А вот по телевизору показывают хронику, часто показывают: вокруг громкоговорителя стоят сотни людей и напряженно слушают объявление о том, что в четыре часа утра (это Киев! Киев!! Киев!!!) без объявления войны Германия вероломно напала на нас. Камера медленно проходит по лицам, а я смотрю на эти лица и с ужасом, сковывающим дыхание, думаю:

Как у них у всех НЕ РАЗОРВАЛОСЬ здесь же на месте СЕРДЦЕ? Как они могли пережить этот момент? Как? Я бы не пережила.

А когда по радио объявляют об очередном полете в космос — тогда летали часто — и начинают вещать торжественным голосом, замираю в мучительном испуге: «Неужели…?», перехватывает дыхание — фу, это же в космос полетели.  А потом появился новый враг и новый страх — Китай. Отношения были безнадежно испорчены, бывали эксцессы на границах. По телевизору показывали, как тренируется китайский спецназ. А поскольку они были враги, о них разрешено было говорить правду.
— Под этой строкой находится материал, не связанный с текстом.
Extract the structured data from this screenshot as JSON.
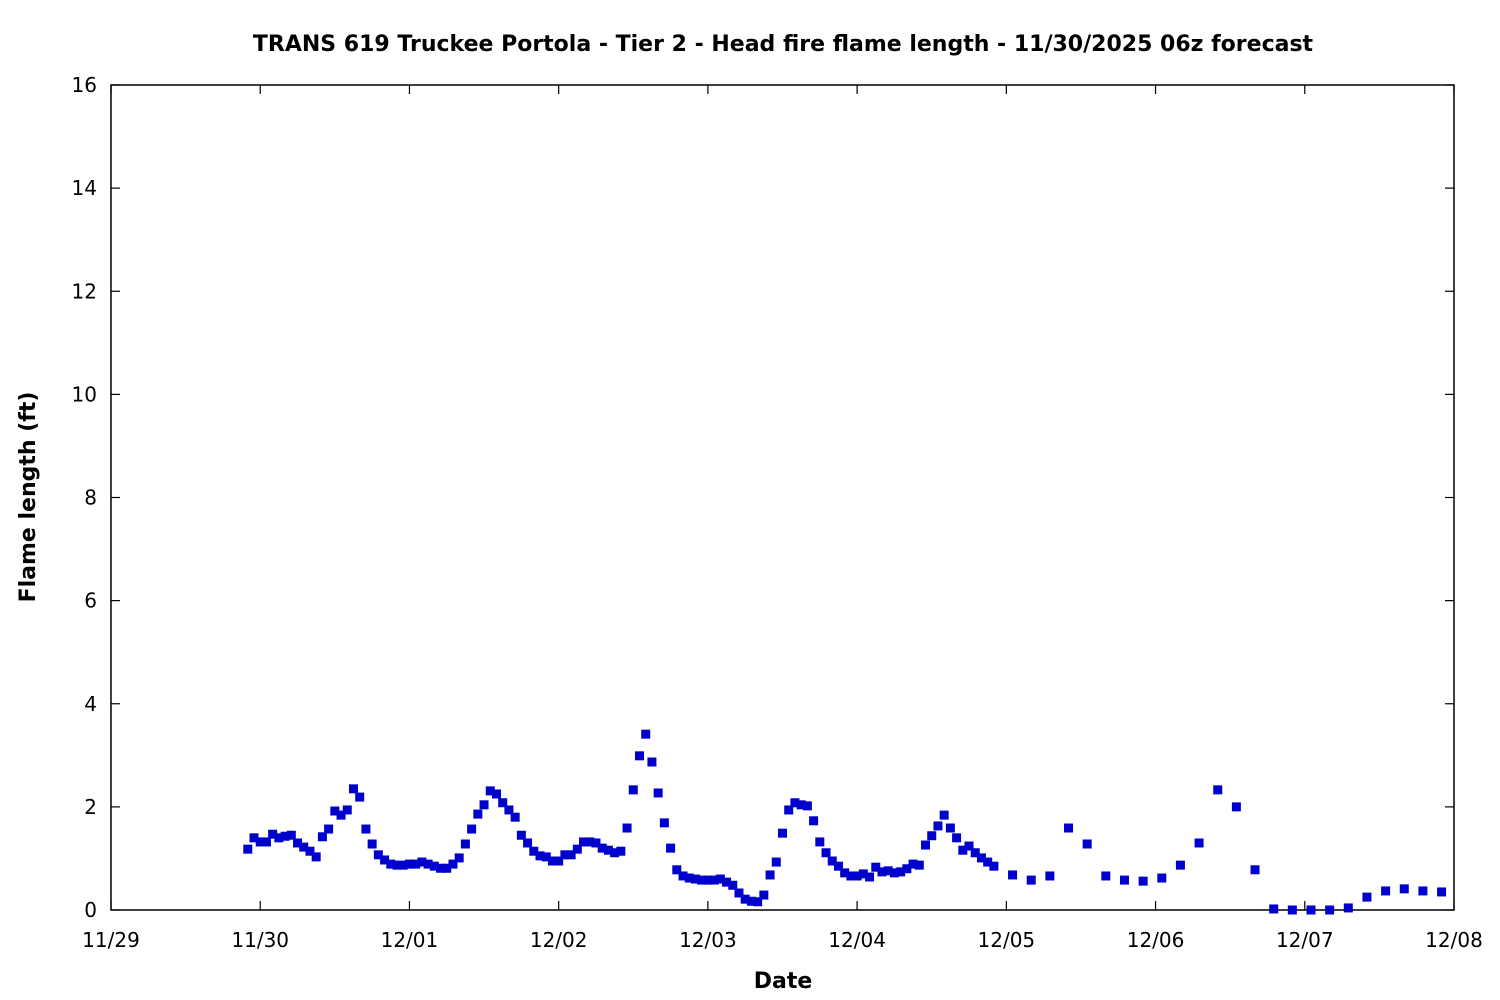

И вот в памяти встают две картины.

Бабушка читает какую-то публицистику про культурную революцию, а ее прошу почитать вслух. И бабушка читает, как студенты ловят своего профессора и у еще живого вырывают из груди сердце. А вот китайцы по приказу Мао истребляют воробьев — выходят миллиарды на улицы городов и деревень, орут и не дают птицам сесть. Воробьи падают в изнеможении, а китайцы их нанизывают на палки. Эти озверевшие в крике рожи и всеобщее ликование. Нет, эти были еще страшнее немцев. А потом многие из моих ровесников признаются, что Китай был и их затаенной фобией.       

А потом меня вылечила от этого страха сама жизнь. Родители объяснили мне, что в мире существуют ядерные страны — и поэтому никто никогда на нас не нападет, никто никогда уже не будет бомбить Киев ранним утром, когда еще все спят.

Те, у кого нет бомбы (у Китая не было!), ядерной бомбы боятся, а те, у кого она есть, тоже не нападут, потому что это не имеет смысла. Это — взаимное уничтожение.

И теперь, когда я смотрю на этих раненых детей, осиротевших детей, выживших детей, уехавших от войны детей, спасенных детей, всх детей Украины, я испытываю жгучий стыд от сознания своей причастности к этому «русскому миру», который сломал им жизнь — сломал всем без исключения, потому что теперь всю жизнь они будут бояться, что крови еще будет. Они передадут этот страх своим детям и внукам и отравят этим страхом еще не рожденные жизни.

Мне стыдно за свое счастливое детство перед их, поруганным, и моя жизнь тоже до конца дней будет отравлена стыдом и отчаянием. Ведь того, что сделано, уже не поправишь, не вернешь жизни, не выправишь сломанные судьбы. Закройте небо над Украиной! К кому я взываю? К миру, к людям доброй воли? Я молю Бога и Богоматерь каждый день очистить землю Украины от врагов, но я сама в стане этих врагов.

Вы, Алексей, пошли до конца в своей борьбе с тем злом, которое, как бесы, коим имя легион, вошло в плоть и кровь России и причинило эту войну.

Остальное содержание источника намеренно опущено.